Наконец, спустя несколько недель Мария и Дмитрий воссоединились в Лондоне. Ее, однако, преследовали несчастья: очень скоро Мария с Сергеем получили известие от королевы Марии, что их маленький сын Роман, которого они оставили на попечение родителей Сергея, скончался от кишечного заболевания. Сломленная и терзаемая чувством вины за свое пренебрежение к ребенку, Мария хранила смерть Романа в тайне, скрывая ее даже от ближайших друзей[25]. Некоторое время Мария, Сергей и Дмитрий вместе жили в арендованном доме в Кенсингтоне, но в мае 1920 года Путятины решили переехать в Париж. Месяцы неприкаянности после бегства из России внушили Марии чувство одиночества и уязвимости; в Париж она приехала, не представляя, чем будет зарабатывать на жизнь.

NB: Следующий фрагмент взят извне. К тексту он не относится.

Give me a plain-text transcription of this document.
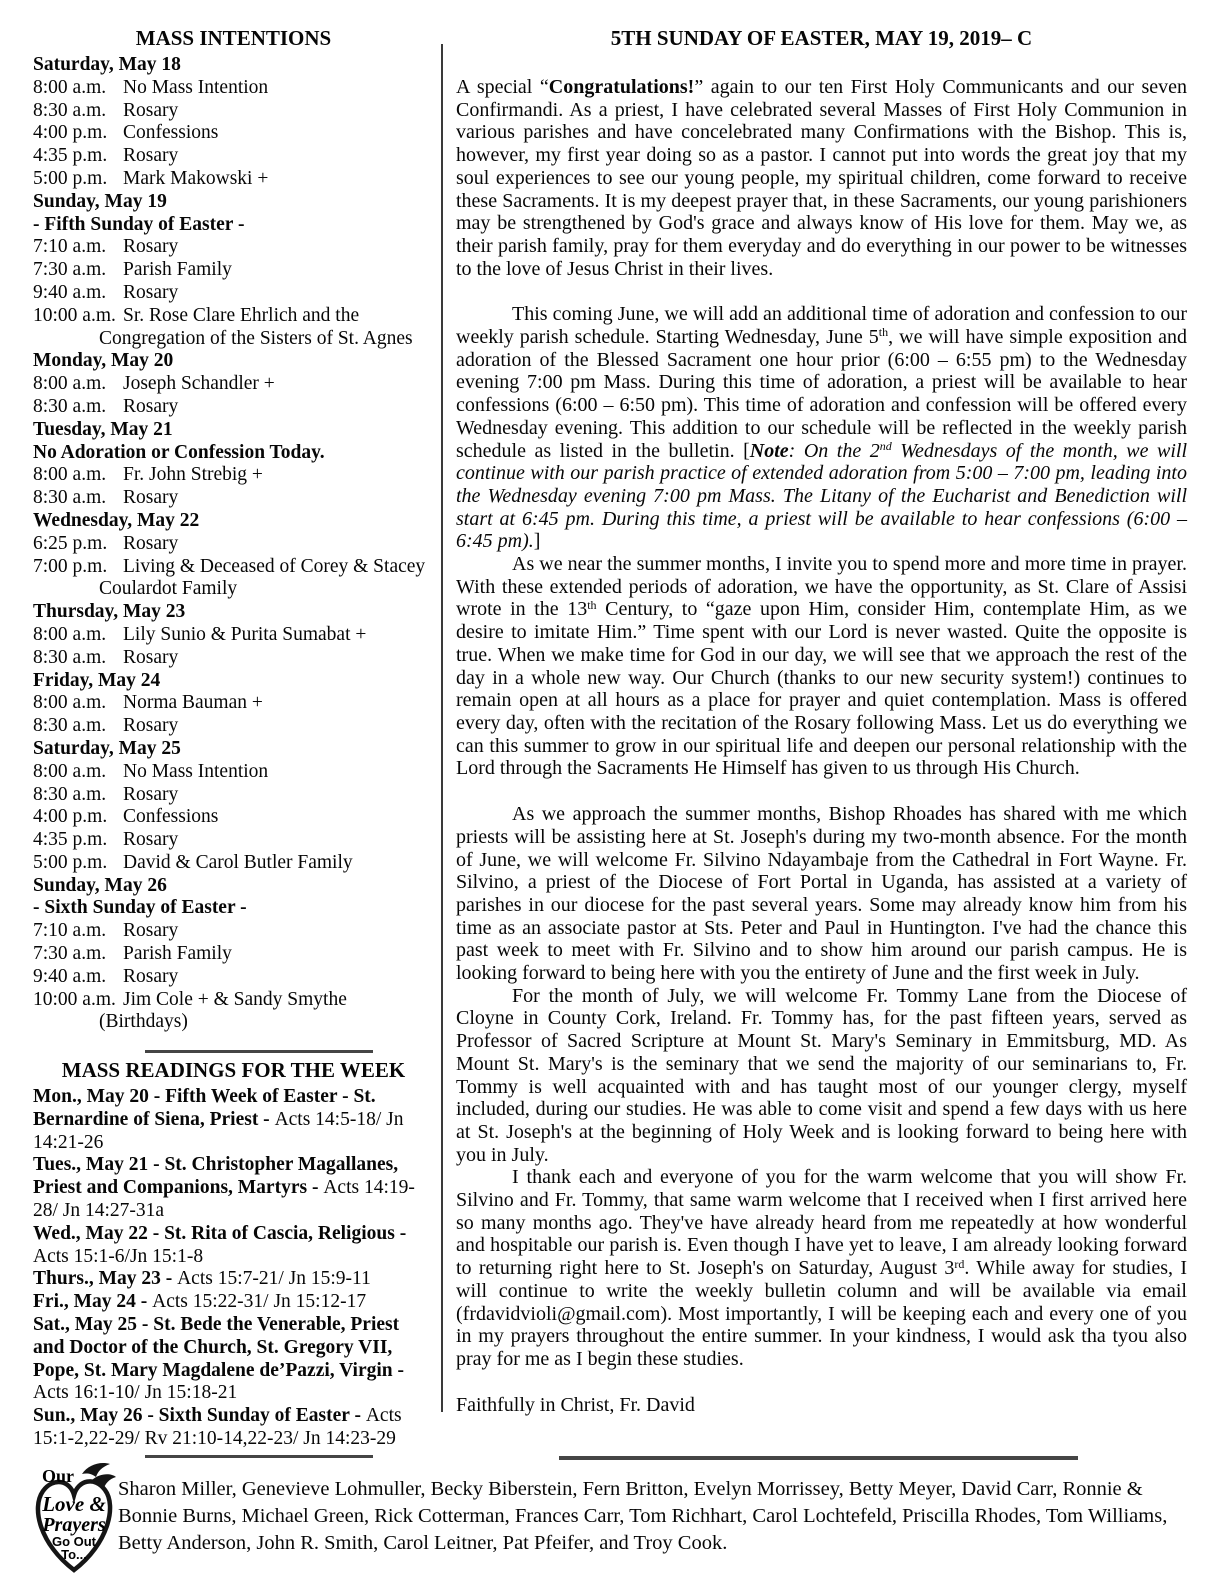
MASS INTENTIONS
Saturday, May 18
8:00 a.m. No Mass Intention
8:30 a.m. Rosary
4:00 p.m. Confessions
4:35 p.m. Rosary
5:00 p.m. Mark Makowski +
Sunday, May 19
- Fifth Sunday of Easter -
7:10 a.m. Rosary
7:30 a.m. Parish Family
9:40 a.m. Rosary
10:00 a.m. Sr. Rose Clare Ehrlich and the Congregation of the Sisters of St. Agnes
Monday, May 20
8:00 a.m. Joseph Schandler +
8:30 a.m. Rosary
Tuesday, May 21
No Adoration or Confession Today.
8:00 a.m. Fr. John Strebig +
8:30 a.m. Rosary
Wednesday, May 22
6:25 p.m. Rosary
7:00 p.m. Living & Deceased of Corey & Stacey Coulardot Family
Thursday, May 23
8:00 a.m. Lily Sunio & Purita Sumabat +
8:30 a.m. Rosary
Friday, May 24
8:00 a.m. Norma Bauman +
8:30 a.m. Rosary
Saturday, May 25
8:00 a.m. No Mass Intention
8:30 a.m. Rosary
4:00 p.m. Confessions
4:35 p.m. Rosary
5:00 p.m. David & Carol Butler Family
Sunday, May 26
- Sixth Sunday of Easter -
7:10 a.m. Rosary
7:30 a.m. Parish Family
9:40 a.m. Rosary
10:00 a.m. Jim Cole + & Sandy Smythe (Birthdays)
MASS READINGS FOR THE WEEK

Mon., May 20 - Fifth Week of Easter - St. Bernardine of Siena, Priest - Acts 14:5-18/ Jn 14:21-26

Tues., May 21 - St. Christopher Magallanes, Priest and Companions, Martyrs - Acts 14:19-28/ Jn 14:27-31a

Wed., May 22 - St. Rita of Cascia, Religious - Acts 15:1-6/Jn 15:1-8

Thurs., May 23 - Acts 15:7-21/ Jn 15:9-11

Fri., May 24 - Acts 15:22-31/ Jn 15:12-17

Sat., May 25 - St. Bede the Venerable, Priest and Doctor of the Church, St. Gregory VII, Pope, St. Mary Magdalene de’Pazzi, Virgin - Acts 16:1-10/ Jn 15:18-21

Sun., May 26 - Sixth Sunday of Easter - Acts 15:1-2,22-29/ Rv 21:10-14,22-23/ Jn 14:23-29

5TH SUNDAY OF EASTER, MAY 19, 2019– C
A special “Congratulations!” again to our ten First Holy Communicants and our seven Confirmandi. As a priest, I have celebrated several Masses of First Holy Communion in various parishes and have concelebrated many Confirmations with the Bishop. This is, however, my first year doing so as a pastor. I cannot put into words the great joy that my soul experiences to see our young people, my spiritual children, come forward to receive these Sacraments. It is my deepest prayer that, in these Sacraments, our young parishioners may be strengthened by God's grace and always know of His love for them. May we, as their parish family, pray for them everyday and do everything in our power to be witnesses to the love of Jesus Christ in their lives.
This coming June, we will add an additional time of adoration and confession to our weekly parish schedule. Starting Wednesday, June 5th, we will have simple exposition and adoration of the Blessed Sacrament one hour prior (6:00 – 6:55 pm) to the Wednesday evening 7:00 pm Mass. During this time of adoration, a priest will be available to hear confessions (6:00 – 6:50 pm). This time of adoration and confession will be offered every Wednesday evening. This addition to our schedule will be reflected in the weekly parish schedule as listed in the bulletin. [Note: On the 2nd Wednesdays of the month, we will continue with our parish practice of extended adoration from 5:00 – 7:00 pm, leading into the Wednesday evening 7:00 pm Mass. The Litany of the Eucharist and Benediction will start at 6:45 pm. During this time, a priest will be available to hear confessions (6:00 – 6:45 pm).]
As we near the summer months, I invite you to spend more and more time in prayer. With these extended periods of adoration, we have the opportunity, as St. Clare of Assisi wrote in the 13th Century, to “gaze upon Him, consider Him, contemplate Him, as we desire to imitate Him.” Time spent with our Lord is never wasted. Quite the opposite is true. When we make time for God in our day, we will see that we approach the rest of the day in a whole new way. Our Church (thanks to our new security system!) continues to remain open at all hours as a place for prayer and quiet contemplation. Mass is offered every day, often with the recitation of the Rosary following Mass. Let us do everything we can this summer to grow in our spiritual life and deepen our personal relationship with the Lord through the Sacraments He Himself has given to us through His Church.
As we approach the summer months, Bishop Rhoades has shared with me which priests will be assisting here at St. Joseph's during my two-month absence. For the month of June, we will welcome Fr. Silvino Ndayambaje from the Cathedral in Fort Wayne. Fr. Silvino, a priest of the Diocese of Fort Portal in Uganda, has assisted at a variety of parishes in our diocese for the past several years. Some may already know him from his time as an associate pastor at Sts. Peter and Paul in Huntington. I've had the chance this past week to meet with Fr. Silvino and to show him around our parish campus. He is looking forward to being here with you the entirety of June and the first week in July.
For the month of July, we will welcome Fr. Tommy Lane from the Diocese of Cloyne in County Cork, Ireland. Fr. Tommy has, for the past fifteen years, served as Professor of Sacred Scripture at Mount St. Mary's Seminary in Emmitsburg, MD. As Mount St. Mary's is the seminary that we send the majority of our seminarians to, Fr. Tommy is well acquainted with and has taught most of our younger clergy, myself included, during our studies. He was able to come visit and spend a few days with us here at St. Joseph's at the beginning of Holy Week and is looking forward to being here with you in July.
I thank each and everyone of you for the warm welcome that you will show Fr. Silvino and Fr. Tommy, that same warm welcome that I received when I first arrived here so many months ago. They've have already heard from me repeatedly at how wonderful and hospitable our parish is. Even though I have yet to leave, I am already looking forward to returning right here to St. Joseph's on Saturday, August 3rd. While away for studies, I will continue to write the weekly bulletin column and will be available via email (frdavidvioli@gmail.com). Most importantly, I will be keeping each and every one of you in my prayers throughout the entire summer. In your kindness, I would ask tha tyou also pray for me as I begin these studies.
Faithfully in Christ, Fr. David
Our
Love &
Prayers
Go Out
To...
Sharon Miller, Genevieve Lohmuller, Becky Biberstein, Fern Britton, Evelyn Morrissey, Betty Meyer, David Carr, Ronnie & Bonnie Burns, Michael Green, Rick Cotterman, Frances Carr, Tom Richhart, Carol Lochtefeld, Priscilla Rhodes, Tom Williams, Betty Anderson, John R. Smith, Carol Leitner, Pat Pfeifer, and Troy Cook.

Однако она знала, что людям ее класса, которые селились там теперь тысячами, без средств, предстоит пройти через унизительную процедуру поиска работы – впервые после долгих лет привычного обеспеченного существования. Им придется избавиться от своих «фантастических нарядов», а с ними и гордыни, и облачиться в повседневную одежду. Что еще важнее, они будут вынуждены сменить прежние элитарные убеждения9.
Вскоре после возвращения у Марии случилась крайне печальная встреча с мачехой – Ольга Палей приехала в Париж из Финляндии, чтобы решить имущественные дела покойного великого князя Павла Александровича. Эта встреча повергла Марию в шок. Куда делась «царственная самоуверенность», некогда сопровождавшая Ольгу везде, где она появлялась:
Ее лицо было мертвенно-бледным, прозрачным, постаревшим и сморщенным. Она словно стала меньше, усохла, сжалась в своих черных вдовьих одеяниях с обилием крепа… Горе полностью переменило ее, она была сломленным жалким созданием, которое едва могло говорить, даже думать10.
К концу лета Дмитрий последовал за Марией в Париж, и осенью 1921 года Ольга Палей вернулась, чтобы обосноваться там с Натальей и Ириной11. Однако не в их роскошном доме в Булони – его пришлось продать, чтобы расплатиться с долгами. Она приобрела небольшой домик неподалеку, на улице Фезандри, в котором укрылась, погрузившись в воспоминания. В свои последние годы, тяжело переживая потерю Павла, скорбь от которой так и не развеялась, Ольга много помогала нуждающимся русским эмигрантам, организовывала благотворительные лотереи и балы, включая особенно громкий ежегодный бал в Биаррице. Благодаря американским миллионерам и сливкам европейской элиты и аристократии от этих балов поступали значительные суммы денег, позволявшие финансировать многочисленные благотворительные деяния Ольги до следующего года. «Моя бабка не могла равнодушно наблюдать за страданиями этих людей, – писал позднее ее внук, – нищета их была ужасающей»12. Ольга организовала специальной комитет для помощи русским беженцам, который занимался решением их вопросов, в частности о законном статусе во Франции, и связью с чиновниками различных министерств.